Khedira vuela y nos encanta. Cuando el misil tierra-aire alemán sube a toda velocidad y plena potencia y luego baja sin perder un ápice de exuberancia física, quien más y quien menos acepta estar ante un centrocampista muy por encima de la media. Además el jugador lo disfruta, hasta el punto de que parece haber necesitado que en su club le rompan la cadena para transformarse en el futbolista que hoy es; algo tan complejo y dominante que merece un artículo para sí mismo, sin duda. Pero no es él el tema de este texto, sino lo que ha sido y es para Alemania el hecho de no tener nada que ejerza un poco de tapón en su inhabitado centro del campo.
Con Schweinsteiger siempre hubo una excusa. Bastian es un jugador de ataque, enganche o incluso extremo en su origen, hasta que Louis Van Gaal dejó claro, por última vez hasta hoy, que es un entrenador excepcional. Su reconversión a mediocentro fue intachable, el único alemán vivo con aroma de clásico subió sus prestaciones como muy pocos presagiaron, pero, para bien y para mal, nunca olvidó lo que hacía de pequeño. Tanto en el Bayern Münich como en la Selección de Löw uno de sus movimientos predilectos ha sido la diagonal dentro-fuera hacia la banda derecha; abandonar el centro, irrumpir presto en el espacio del extremo, sorprender y desbordar. Con Schweinsteiger a tope, el mal juego de Robben fue lo único que en el Bayern frenó el potencial de la jugada. En la Mannschaft, con Müller como falso 7, todo era seda. Hasta que perdían el balón; que, por su juego, era a menudo.
Gündogan tampoco dio demasiada consistencia a Alemania.

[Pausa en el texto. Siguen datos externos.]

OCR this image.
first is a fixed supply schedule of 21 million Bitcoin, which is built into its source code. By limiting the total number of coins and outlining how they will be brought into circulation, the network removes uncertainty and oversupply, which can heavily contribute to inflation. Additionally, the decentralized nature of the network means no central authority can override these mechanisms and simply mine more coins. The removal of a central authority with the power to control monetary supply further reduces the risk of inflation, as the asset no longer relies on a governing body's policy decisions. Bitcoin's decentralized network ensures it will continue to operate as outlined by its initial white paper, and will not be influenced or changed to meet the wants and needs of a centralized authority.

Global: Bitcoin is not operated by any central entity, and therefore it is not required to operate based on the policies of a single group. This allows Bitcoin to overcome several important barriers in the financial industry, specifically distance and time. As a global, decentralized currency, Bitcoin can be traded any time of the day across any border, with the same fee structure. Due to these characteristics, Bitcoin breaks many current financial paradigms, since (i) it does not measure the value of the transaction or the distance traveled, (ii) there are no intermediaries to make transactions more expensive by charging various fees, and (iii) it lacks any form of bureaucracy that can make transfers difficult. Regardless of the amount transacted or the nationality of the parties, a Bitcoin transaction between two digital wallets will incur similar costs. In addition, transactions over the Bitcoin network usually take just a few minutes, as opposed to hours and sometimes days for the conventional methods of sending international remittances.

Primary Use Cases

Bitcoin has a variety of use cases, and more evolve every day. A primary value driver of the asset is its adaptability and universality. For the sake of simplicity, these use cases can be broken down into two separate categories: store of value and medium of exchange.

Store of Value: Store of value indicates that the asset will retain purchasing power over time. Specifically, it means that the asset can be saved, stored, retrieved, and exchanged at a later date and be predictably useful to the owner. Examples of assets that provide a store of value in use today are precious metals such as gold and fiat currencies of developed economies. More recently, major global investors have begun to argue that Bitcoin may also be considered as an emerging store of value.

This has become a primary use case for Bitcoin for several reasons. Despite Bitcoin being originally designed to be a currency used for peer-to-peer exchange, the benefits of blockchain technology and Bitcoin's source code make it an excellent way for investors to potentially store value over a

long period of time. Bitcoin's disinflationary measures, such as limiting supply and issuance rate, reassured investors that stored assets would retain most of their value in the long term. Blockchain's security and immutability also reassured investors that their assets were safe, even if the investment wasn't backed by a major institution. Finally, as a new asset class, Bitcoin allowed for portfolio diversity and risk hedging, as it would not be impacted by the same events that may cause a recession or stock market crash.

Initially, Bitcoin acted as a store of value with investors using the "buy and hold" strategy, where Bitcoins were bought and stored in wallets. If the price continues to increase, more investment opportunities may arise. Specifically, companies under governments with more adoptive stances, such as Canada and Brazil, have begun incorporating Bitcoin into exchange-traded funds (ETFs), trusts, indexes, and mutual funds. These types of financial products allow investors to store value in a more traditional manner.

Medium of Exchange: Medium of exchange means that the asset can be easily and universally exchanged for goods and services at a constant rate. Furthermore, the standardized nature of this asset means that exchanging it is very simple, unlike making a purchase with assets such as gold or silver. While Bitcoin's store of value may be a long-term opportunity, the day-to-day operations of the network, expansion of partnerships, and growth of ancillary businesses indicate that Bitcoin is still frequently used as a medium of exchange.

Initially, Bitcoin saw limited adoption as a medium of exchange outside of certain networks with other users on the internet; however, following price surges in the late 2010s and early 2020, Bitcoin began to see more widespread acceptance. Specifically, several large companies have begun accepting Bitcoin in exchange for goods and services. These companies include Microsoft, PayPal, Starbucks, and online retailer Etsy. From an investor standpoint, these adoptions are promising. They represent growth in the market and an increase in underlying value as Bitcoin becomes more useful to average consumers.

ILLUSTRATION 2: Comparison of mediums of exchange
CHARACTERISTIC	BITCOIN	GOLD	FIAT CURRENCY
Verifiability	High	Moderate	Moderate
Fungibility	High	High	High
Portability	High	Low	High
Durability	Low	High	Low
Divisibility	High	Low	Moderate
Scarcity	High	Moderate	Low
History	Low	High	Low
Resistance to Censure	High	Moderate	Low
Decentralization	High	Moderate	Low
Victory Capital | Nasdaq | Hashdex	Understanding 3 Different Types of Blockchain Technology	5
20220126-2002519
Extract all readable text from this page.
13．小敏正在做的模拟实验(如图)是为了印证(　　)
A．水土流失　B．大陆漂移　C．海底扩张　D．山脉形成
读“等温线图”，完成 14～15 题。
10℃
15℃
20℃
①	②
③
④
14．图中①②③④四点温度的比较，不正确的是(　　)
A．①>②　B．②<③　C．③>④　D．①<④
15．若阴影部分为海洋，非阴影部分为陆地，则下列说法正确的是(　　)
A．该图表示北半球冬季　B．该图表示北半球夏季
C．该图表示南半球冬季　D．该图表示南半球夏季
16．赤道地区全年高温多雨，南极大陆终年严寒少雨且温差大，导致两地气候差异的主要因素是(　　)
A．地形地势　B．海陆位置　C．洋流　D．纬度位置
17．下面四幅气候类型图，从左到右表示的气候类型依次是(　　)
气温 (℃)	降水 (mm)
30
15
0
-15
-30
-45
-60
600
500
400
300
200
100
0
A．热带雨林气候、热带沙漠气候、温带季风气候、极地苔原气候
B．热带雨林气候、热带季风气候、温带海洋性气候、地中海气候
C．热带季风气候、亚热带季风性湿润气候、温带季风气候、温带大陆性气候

I. Gündogan no fijó su posición atrás nuncaEn esencia, el problema mayor es de incomparecencia. Es decir, de que no hay nadie por detrás del balón cuando Alemania, en uno de sus arriesgados pases al hueco, pierde la posesión. Es la consecuencia de que todos los suyos, a excepción hecha de un Toni Kroos sin titularidad garantizada (es ni más ni menos que el Luka Modric de Alemania) ofrezcan lo mejor de sí buscando el área. Por eso ayer era un día interesante. Schweinsteiger causó baja y su puesto lo ocupó Gündogan, interior de posesión de los que gozan recibiendo el primer pase hasta tal punto que hay quien opina que es mediocentro puro, y puede que lleve razón. Por naturaleza, lo lógico era que el fino Ilkay estuviese un paso por detrás de todos, que siempre fuese una opción de pase atrás para cualquiera y que, cuando Francia le robase el balón a los suyos, él separase al enemigo del gol. Que estuviese en medio, por lo menos. El 1-1 de Müller mostró que no fue así. Si hasta Gündogan sube y sube es que a Löw, simplemente, no le pesa caerse desde muy alto. No aspira a la solidez total. Acepta el gran descontrol.







@javimgol 7 febrero, 2013
Hay pocos equipos más estéticos (desde mi punto de vista de la estética, es decir, crear oportunidades y sumarse al ataque) que Alemania. Y eso que ayer se enfrentó a un medio campo de 3 hombres que me gustó y se lo puso difícil.
Ribery cortaba con mantequilla en las transiciones. Esta Alemania da la sensación de ser muy potente arriba, pero le cuesta abrigarse. Al menos tiene un porterazo: ayer Adler dejó un par de intervenciones bastante notables.